I recently got my 29G tank set up and am slowly stocking it over the next month or so. Two weeks ago, I got 3 bumblebee platys from my local store, 2 Female, 1 Male. Unfortunately one of the females got stressed during the transfer and didn't survive the night. The other female, however, is healthy and now pregnant. I would like to keep and raise the fry, and would like to know when she should be isolated to give birth. She is quite swollen, her abdomen is about 2 times it's normal size and she is still active. I know very little about raising fry, and would appreciate any advice given. My last tank, about 3 years ago, had some fry that survived without intervention, but I would like to improve their chances.


----------



## lohachata (Jan 27, 2006)

the best thing you could do is set up a 10-15 gallon tank and put lots and lots of hornwort in it..put the female in it as soon as you see she is pregnant.this will keep her from getting stressed...
i don't move any of my females just for them to give birth.i keep the plants in their regular tank and just leave them in there..


----------



## ZebraDanio12 (Jun 17, 2011)

If you don't want to remove her, Add tons of hiding places.
I have a bicket outside right now filled with plants and guppies, It has 50ish fish,little to none of the fry get eaten because theres are plenty of spots for them to hide.

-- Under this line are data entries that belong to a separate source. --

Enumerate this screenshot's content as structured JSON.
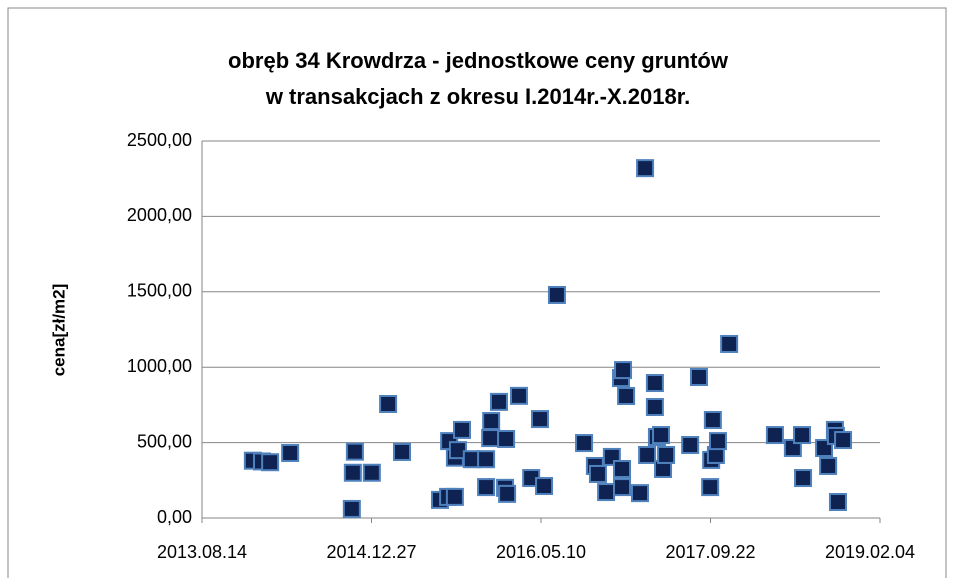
{
  "chart_data": {
    "type": "scatter",
    "title": [
      "obręb 34 Krowdrza  - jednostkowe ceny gruntów",
      "w transakcjach z okresu I.2014r.-X.2018r."
    ],
    "y_label": "cena[zł/m2]",
    "color": "#0f2352",
    "edge_color": "#4f81bd",
    "grid": true,
    "xlim": [
      41500,
      43500
    ],
    "xticks": [
      {
        "value": 41500,
        "label": "2013.08.14"
      },
      {
        "value": 42000,
        "label": "2014.12.27"
      },
      {
        "value": 42500,
        "label": "2016.05.10"
      },
      {
        "value": 43000,
        "label": "2017.09.22"
      },
      {
        "value": 43500,
        "label": "2019.02.04"
      }
    ],
    "ylim": [
      0,
      2500
    ],
    "yticks": [
      {
        "value": 0,
        "label": "0,00"
      },
      {
        "value": 500,
        "label": "500,00"
      },
      {
        "value": 1000,
        "label": "1000,00"
      },
      {
        "value": 1500,
        "label": "1500,00"
      },
      {
        "value": 2000,
        "label": "2000,00"
      },
      {
        "value": 2500,
        "label": "2500,00"
      }
    ],
    "x": [
      41650,
      41677,
      41701,
      41760,
      41942,
      41945,
      41951,
      42001,
      42049,
      42090,
      42202,
      42226,
      42246,
      42229,
      42246,
      42255,
      42267,
      42296,
      42338,
      42338,
      42350,
      42353,
      42376,
      42394,
      42400,
      42397,
      42435,
      42471,
      42497,
      42509,
      42547,
      42627,
      42659,
      42668,
      42692,
      42709,
      42736,
      42742,
      42751,
      42739,
      42739,
      42792,
      42807,
      42813,
      42836,
      42836,
      42842,
      42854,
      42860,
      42869,
      42940,
      42966,
      42999,
      43002,
      43007,
      43016,
      43022,
      43055,
      43190,
      43243,
      43270,
      43273,
      43335,
      43347,
      43367,
      43370,
      43391,
      43376
    ],
    "values": [
      380,
      375,
      370,
      431,
      60,
      300,
      440,
      300,
      756,
      438,
      120,
      140,
      140,
      510,
      400,
      450,
      584,
      390,
      390,
      205,
      530,
      643,
      770,
      200,
      160,
      524,
      810,
      265,
      656,
      212,
      1479,
      497,
      345,
      292,
      172,
      405,
      928,
      981,
      809,
      325,
      205,
      165,
      2320,
      418,
      895,
      736,
      537,
      550,
      325,
      418,
      484,
      935,
      205,
      385,
      650,
      418,
      510,
      1154,
      550,
      464,
      550,
      265,
      464,
      345,
      584,
      544,
      517,
      106
    ]
  }
}
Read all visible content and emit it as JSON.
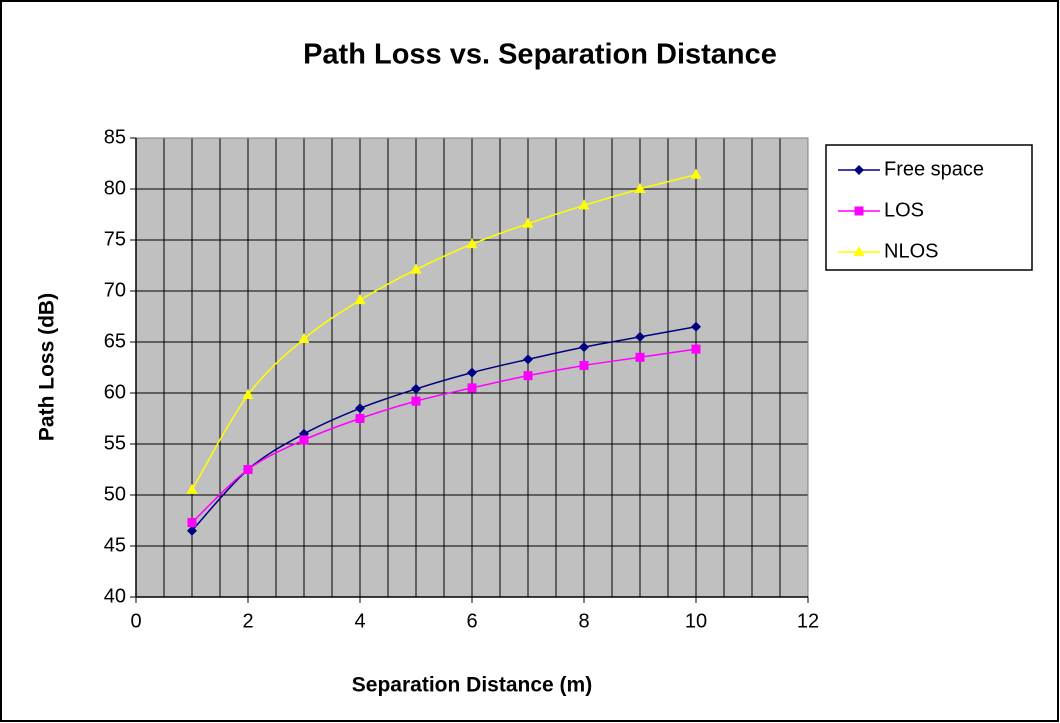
{
  "chart_data": {
    "type": "line",
    "title": "Path Loss vs. Separation Distance",
    "x_label": "Separation Distance (m)",
    "y_label": "Path Loss (dB)",
    "x": [
      1,
      2,
      3,
      4,
      5,
      6,
      7,
      8,
      9,
      10
    ],
    "series": [
      {
        "name": "Free space",
        "color": "#000080",
        "marker": "diamond",
        "values": [
          46.5,
          52.5,
          56,
          58.5,
          60.4,
          62,
          63.3,
          64.5,
          65.5,
          66.5
        ]
      },
      {
        "name": "LOS",
        "color": "#ff00ff",
        "marker": "square",
        "values": [
          47.3,
          52.5,
          55.4,
          57.5,
          59.2,
          60.5,
          61.7,
          62.7,
          63.5,
          64.3
        ]
      },
      {
        "name": "NLOS",
        "color": "#ffff00",
        "marker": "triangle",
        "values": [
          50.5,
          59.8,
          65.3,
          69.1,
          72.1,
          74.6,
          76.6,
          78.4,
          80,
          81.4
        ]
      }
    ],
    "xlim": [
      0,
      12
    ],
    "xticks": [
      0,
      2,
      4,
      6,
      8,
      10,
      12
    ],
    "ylim": [
      40,
      85
    ],
    "yticks": [
      40,
      45,
      50,
      55,
      60,
      65,
      70,
      75,
      80,
      85
    ],
    "grid": true,
    "x_minor_divisions": 4,
    "smooth": true,
    "plot_background": "#c0c0c0",
    "legend": "right"
  }
}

If you do want to remove her and seperate the babies, place her in the same kind of setup. Add some plants (real or fake) to her tank, these will help to make her feel less stressed.
She will drop in her own time. Remove her when she has given birth, she may eat her fry if you don'.


Ah loha beat me, but he has the same idea as me.


----------



## WhaleSharks (Jul 12, 2013)

I like loha's idea of leaving the female in the tank for the pregnancy and adding hiding places. I think isolating her would stress her too badly, and I already have several bushy plants in the tank where the fry could hide, and I could easily add more. Thanks so much guys. 

Oh, one more thing. Is there a way to reliably predict when the fry will drop?


----------



## lohachata (Jan 27, 2006)

i am sure there is ; but i don't give it much consideration as i don't really move them.when they look like they are about to explode i figure it is close.


----------



## ZebraDanio12 (Jun 17, 2011)

Boxy bellies. Their bellies look like a box, and the area near the gravid spot will start to protrude. Thats how I know it could happen any day. 

I've heard people say not eating and heavy breathing,but I've honestly never seen that.


----------